Lorsque je rentrais à la maison, je devais annoncer la note obtenue dans la journée lorsqu’il y en avait. Si je bafouillais et rougissais, c’était le signe que j’avais eu le résultat d’un contrôle qui n’était pas convenable. Après l’examen de la copie, Papa décidait du nombre de claques, généralement entre 5 et 10. Lorsque la note était vraiment mauvaise, il y avait à coup sûr plus de 10 coups de ceinture.

Le cérémonial d’une fessée était toujours le même. Après que Papa eut évalué ma copie, je devais retirer mon pantalon ou ma jupe puis ôter ma culotte et me pencher en avant pour recevoir ma punition.

Le dossier de la banquette servit d’appui à plusieurs reprises.
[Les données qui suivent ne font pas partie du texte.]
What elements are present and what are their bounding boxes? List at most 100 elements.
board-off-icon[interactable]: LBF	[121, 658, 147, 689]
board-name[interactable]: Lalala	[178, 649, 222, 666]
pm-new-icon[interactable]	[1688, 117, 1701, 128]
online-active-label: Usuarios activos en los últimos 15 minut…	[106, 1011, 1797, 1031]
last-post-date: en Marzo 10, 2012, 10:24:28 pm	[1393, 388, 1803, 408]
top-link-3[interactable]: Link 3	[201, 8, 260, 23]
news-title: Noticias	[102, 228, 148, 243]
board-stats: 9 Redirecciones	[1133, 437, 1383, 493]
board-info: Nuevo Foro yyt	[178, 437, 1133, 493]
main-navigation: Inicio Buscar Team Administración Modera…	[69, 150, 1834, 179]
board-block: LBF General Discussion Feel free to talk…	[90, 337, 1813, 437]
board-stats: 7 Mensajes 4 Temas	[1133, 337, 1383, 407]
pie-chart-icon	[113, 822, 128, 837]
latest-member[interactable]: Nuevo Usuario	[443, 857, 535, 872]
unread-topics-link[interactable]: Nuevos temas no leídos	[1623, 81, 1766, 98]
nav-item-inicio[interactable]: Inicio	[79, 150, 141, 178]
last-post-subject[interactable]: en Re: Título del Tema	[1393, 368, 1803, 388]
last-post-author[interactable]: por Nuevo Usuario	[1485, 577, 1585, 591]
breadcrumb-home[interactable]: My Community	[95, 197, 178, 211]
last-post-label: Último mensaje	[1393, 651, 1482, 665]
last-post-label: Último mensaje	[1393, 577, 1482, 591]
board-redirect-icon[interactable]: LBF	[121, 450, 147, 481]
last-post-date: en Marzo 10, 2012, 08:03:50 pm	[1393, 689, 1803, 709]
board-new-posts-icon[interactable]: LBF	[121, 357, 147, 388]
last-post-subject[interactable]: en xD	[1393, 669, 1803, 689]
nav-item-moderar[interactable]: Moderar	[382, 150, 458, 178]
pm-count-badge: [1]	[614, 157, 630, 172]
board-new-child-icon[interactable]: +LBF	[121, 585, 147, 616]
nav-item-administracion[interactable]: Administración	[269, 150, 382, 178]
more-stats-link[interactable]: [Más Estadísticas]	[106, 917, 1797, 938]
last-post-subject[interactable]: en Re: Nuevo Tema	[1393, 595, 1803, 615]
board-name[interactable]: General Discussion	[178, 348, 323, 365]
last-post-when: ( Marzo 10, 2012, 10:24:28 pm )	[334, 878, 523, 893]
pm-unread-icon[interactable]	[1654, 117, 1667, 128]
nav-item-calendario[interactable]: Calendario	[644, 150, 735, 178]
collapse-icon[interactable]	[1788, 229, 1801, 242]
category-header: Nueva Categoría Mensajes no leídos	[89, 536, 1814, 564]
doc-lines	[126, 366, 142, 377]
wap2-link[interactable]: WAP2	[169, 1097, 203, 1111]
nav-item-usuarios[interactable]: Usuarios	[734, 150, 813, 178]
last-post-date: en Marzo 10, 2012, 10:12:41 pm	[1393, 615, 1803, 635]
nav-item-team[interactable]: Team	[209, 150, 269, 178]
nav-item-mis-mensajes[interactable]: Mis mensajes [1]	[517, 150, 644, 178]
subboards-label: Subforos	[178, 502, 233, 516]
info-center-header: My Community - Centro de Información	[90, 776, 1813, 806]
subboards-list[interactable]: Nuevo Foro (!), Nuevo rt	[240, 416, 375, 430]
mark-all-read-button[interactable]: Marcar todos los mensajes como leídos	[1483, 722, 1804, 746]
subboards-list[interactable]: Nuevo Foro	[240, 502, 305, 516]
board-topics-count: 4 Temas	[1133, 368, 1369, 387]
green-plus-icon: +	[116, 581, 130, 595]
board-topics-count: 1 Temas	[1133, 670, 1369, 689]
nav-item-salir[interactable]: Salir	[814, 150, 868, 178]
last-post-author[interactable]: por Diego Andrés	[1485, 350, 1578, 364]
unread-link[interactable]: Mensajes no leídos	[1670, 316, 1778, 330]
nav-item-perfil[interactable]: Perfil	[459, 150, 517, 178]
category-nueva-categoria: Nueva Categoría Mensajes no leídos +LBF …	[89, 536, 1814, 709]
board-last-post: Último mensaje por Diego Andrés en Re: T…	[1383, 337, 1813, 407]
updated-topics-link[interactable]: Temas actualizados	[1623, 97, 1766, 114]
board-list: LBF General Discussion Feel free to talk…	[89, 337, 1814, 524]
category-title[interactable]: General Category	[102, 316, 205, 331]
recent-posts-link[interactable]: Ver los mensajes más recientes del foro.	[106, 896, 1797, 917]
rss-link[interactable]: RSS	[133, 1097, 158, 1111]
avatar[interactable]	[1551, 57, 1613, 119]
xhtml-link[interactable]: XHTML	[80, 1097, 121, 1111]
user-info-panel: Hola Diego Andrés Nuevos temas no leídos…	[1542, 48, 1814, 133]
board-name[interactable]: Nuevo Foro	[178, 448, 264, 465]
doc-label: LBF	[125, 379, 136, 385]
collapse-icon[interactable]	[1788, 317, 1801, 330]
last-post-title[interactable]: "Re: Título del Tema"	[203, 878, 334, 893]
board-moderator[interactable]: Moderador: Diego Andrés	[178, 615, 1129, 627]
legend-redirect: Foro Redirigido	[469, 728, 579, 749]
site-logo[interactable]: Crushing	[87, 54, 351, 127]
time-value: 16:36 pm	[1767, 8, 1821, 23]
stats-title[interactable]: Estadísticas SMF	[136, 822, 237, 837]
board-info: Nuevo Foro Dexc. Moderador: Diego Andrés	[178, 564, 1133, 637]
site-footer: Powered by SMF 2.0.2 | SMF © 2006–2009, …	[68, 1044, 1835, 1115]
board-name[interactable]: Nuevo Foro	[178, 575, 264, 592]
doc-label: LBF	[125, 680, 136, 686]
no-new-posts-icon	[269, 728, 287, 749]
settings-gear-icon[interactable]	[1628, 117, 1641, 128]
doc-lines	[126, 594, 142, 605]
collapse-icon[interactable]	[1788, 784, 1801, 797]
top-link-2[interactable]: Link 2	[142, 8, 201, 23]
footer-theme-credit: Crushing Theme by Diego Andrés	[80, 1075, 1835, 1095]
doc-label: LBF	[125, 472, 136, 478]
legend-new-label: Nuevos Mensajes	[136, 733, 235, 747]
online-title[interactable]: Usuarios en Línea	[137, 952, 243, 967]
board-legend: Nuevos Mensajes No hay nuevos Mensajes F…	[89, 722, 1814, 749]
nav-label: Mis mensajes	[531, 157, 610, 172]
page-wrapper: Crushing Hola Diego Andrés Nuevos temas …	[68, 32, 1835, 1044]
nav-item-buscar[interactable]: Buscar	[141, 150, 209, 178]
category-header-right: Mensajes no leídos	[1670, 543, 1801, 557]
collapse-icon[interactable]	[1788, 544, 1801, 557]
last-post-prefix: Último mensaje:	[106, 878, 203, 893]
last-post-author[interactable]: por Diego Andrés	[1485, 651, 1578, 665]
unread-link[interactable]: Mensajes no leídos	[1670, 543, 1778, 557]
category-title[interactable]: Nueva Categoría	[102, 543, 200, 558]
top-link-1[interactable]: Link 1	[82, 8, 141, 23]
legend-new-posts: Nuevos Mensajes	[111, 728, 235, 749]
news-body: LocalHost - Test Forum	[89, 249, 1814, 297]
Le bas du corps mis complètement à nu, Papa me fessait ou me fouettait les fesses et/ou les cuisses, selon son humeur. Lorsque, sous la douleur, je quittais la position, Papa me menaçait d’augmenter le nombre de coups, ce qui me faisait me remettre en place, malgré mon envie de fuir.

Miyuki

Il est arrivé de recevoir plus de coups que prévu, car j’avais refusé de me remettre en position. A la fin de la punition, les fesses brûlantes et en larmes, je montai dans ma chambre pour me mettre à réviser. Plus tard, dans la soirée, Papa ou Maman montait pour me réexpliquer tel ou tel point puis nous refaisions l’exercice que j’avais raté et j’avais tout intérêt à réussir, car mes fesses pouvaient recevoir une seconde couche.

C’est fou comme la menace d’une fessée peut faire faire des prouesses ! Pour moi, le souvenir des cinglées et les fesses brûlantes qui en résultaient m’en faisaient faire… à coup sûr !

Ruka

Les fessées ou fouettées pour mauvaises notes ont cessé vers 13 ans, mes résultats scolaires étant constamment au-delà de la moyenne. Malheureusement, mon satané caractère ne fut pas du tout à la hauteur, et les corrections se poursuivirent pour me punir d’autres styles de bêtises…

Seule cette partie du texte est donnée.